Jeunesse en détresse

Ô ironie : le jour où le premier ministre François Legault associait la consommation de cannabis à un potentiel de « problèmes graves comme la schizophrénie », insistant avec excès sur la dangerosité de la substance, l’Institut de la statistique du Québec (ISQ), lui, pointait un véritable problème : des données inquiétantes sur les problèmes de santé mentale dont souffrent les jeunes.

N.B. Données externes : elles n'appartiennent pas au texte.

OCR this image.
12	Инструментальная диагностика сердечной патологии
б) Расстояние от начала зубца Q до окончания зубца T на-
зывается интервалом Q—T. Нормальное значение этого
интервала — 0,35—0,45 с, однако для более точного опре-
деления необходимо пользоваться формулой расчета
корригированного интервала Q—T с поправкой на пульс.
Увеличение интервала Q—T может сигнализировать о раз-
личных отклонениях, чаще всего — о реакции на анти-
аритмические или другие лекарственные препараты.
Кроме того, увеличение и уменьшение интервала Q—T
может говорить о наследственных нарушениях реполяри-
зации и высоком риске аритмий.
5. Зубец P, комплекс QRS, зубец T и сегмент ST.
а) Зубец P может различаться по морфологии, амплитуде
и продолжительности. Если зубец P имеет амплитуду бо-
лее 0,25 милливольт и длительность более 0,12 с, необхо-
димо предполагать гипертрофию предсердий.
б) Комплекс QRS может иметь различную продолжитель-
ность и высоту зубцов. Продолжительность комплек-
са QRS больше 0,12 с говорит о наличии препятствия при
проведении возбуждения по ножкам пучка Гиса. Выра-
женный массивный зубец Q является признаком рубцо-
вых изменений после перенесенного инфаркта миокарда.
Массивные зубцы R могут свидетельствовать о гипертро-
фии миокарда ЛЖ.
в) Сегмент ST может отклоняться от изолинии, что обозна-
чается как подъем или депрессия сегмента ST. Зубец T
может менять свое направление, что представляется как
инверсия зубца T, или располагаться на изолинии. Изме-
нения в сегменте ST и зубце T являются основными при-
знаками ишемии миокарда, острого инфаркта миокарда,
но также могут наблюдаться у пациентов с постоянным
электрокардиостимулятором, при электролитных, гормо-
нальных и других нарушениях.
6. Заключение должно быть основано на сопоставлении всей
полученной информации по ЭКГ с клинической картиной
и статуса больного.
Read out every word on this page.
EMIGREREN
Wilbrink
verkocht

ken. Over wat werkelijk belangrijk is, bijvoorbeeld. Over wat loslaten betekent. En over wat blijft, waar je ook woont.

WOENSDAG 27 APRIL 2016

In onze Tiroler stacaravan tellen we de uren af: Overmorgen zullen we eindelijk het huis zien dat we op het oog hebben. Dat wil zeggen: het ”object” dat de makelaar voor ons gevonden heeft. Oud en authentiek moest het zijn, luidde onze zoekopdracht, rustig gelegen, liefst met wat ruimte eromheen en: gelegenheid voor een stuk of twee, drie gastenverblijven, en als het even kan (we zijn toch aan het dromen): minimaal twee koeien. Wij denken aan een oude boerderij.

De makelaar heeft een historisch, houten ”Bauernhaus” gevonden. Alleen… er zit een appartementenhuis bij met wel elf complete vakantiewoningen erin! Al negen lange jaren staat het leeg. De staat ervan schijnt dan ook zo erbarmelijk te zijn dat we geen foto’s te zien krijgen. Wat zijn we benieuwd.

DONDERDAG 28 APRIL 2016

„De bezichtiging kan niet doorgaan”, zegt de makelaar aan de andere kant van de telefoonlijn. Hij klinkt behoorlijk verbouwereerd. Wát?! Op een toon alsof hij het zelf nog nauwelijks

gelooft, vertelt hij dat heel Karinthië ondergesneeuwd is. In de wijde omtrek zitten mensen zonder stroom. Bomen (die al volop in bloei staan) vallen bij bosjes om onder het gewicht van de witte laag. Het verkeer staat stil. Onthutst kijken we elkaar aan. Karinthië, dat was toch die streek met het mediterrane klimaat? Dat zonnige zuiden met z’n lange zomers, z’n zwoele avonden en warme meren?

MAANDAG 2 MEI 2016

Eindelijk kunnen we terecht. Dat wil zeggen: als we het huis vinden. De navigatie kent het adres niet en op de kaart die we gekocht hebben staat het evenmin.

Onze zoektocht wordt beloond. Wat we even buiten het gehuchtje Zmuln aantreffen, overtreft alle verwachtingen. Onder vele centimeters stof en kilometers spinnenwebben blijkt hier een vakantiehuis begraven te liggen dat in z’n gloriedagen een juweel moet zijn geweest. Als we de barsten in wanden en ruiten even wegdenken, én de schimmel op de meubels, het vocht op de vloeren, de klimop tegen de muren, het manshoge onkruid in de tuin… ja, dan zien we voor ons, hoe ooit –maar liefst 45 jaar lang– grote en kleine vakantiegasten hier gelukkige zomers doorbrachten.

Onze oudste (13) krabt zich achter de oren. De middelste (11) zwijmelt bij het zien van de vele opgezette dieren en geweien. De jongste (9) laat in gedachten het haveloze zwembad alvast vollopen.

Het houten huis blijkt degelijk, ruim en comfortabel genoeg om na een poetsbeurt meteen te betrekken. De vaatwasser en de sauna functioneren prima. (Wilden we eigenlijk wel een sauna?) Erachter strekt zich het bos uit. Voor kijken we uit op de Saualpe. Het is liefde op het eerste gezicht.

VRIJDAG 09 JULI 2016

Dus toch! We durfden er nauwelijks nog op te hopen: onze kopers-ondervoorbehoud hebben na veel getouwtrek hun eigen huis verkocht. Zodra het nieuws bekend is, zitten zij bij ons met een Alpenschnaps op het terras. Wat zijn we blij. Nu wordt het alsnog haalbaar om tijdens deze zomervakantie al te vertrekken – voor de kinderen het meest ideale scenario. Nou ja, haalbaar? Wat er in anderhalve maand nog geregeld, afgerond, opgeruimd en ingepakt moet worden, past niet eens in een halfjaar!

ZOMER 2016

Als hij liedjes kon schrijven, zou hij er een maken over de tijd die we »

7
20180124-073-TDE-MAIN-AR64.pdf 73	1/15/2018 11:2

Le portrait est troublant. Il dépeint une jeunesse anxieuse, déprimée, médicamentée, peu traitée, toutes réalités autour desquelles on fait peu de bruit, mais qui demeurent aussi négligées, tant sur le plan de la prévention que du point de vue de l’action et du financement. Voilà des problèmes bien plus préoccupants qu’un infime pourcentage d’adeptes du pot glissant vers la schizophrénie !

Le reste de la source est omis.